Ces derniers invoquaient des irrégularités lors du congrès, l’exclusion de 6000 délégués et l’âge du président Henri Konan Bédié. Au final, la justice avait déclaré la requête irrecevable. Elle a retenu d’abord un défaut de qualité pour agir, car seuls les organes statutaires sont habilités à saisir la justice au nom du PDCI-RDA.

Elle a ensuite souligné l’incompétence du juge des référés à se prononcer sur la vie interne d’un parti politique. Dans la foulée, le congrès s’est tenu du 3 au 6 octobre 2013 et Henri Konan Bédié y a été réélu.Douze ans plus tard, des procédures similaires visent la direction actuelle et son président, Tidjane Thiam. Cependant, le contexte a évolué. Avant le 30 juillet, le parti a organisé des consultations dans tous les Districts.

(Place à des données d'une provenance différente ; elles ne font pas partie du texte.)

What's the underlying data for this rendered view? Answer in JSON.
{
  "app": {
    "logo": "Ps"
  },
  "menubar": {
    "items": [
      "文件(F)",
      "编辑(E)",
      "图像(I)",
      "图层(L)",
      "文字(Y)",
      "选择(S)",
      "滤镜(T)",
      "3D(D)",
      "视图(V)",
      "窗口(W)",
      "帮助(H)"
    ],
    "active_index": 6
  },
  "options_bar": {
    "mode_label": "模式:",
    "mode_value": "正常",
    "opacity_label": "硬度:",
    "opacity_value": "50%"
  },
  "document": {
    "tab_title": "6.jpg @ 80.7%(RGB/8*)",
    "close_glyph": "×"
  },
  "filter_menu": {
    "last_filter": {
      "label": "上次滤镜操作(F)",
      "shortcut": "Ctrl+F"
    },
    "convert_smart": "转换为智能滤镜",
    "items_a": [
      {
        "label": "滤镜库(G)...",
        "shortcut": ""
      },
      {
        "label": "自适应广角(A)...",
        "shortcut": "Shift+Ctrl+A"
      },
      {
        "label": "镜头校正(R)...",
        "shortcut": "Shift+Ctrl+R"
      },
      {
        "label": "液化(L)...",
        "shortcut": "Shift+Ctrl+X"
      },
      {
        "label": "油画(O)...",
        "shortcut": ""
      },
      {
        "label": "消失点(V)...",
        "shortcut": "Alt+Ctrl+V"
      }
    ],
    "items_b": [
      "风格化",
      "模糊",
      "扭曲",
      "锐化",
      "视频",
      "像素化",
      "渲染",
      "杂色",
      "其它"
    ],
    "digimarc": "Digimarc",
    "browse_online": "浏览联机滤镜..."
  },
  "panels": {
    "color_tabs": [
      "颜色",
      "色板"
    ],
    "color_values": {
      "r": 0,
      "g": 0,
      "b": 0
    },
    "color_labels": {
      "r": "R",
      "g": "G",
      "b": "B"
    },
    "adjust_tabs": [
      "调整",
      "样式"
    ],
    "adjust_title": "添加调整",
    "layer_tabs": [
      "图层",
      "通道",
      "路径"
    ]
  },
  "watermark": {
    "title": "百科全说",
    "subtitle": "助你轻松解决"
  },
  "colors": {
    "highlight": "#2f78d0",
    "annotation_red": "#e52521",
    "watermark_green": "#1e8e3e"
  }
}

Partout, le nom de Tidjane Thiam est ressorti largement en tête, avec des scores avoisinant les 99%.De ce fait, pour les proches de la direction, trois enseignements s’imposent. D’abord, la justice ivoirienne s’est déjà déclarée incompétente pour gérer les affaires internes d’un parti. Ensuite, seule la base, à travers ses instances statutaires, est habilitée à désigner ses dirigeants.

Enfin, les périodes de contestation se soldent souvent par un renforcement du leadership. Ainsi, à l’approche du 30 juillet, le message martelé est clair : le PDCI-RDA est régi par des textes. « On ne gagne pas le PDCI au tribunal. On le gagne à la base », résume un cadre. Et la base, selon le parti, s’est déjà exprimée.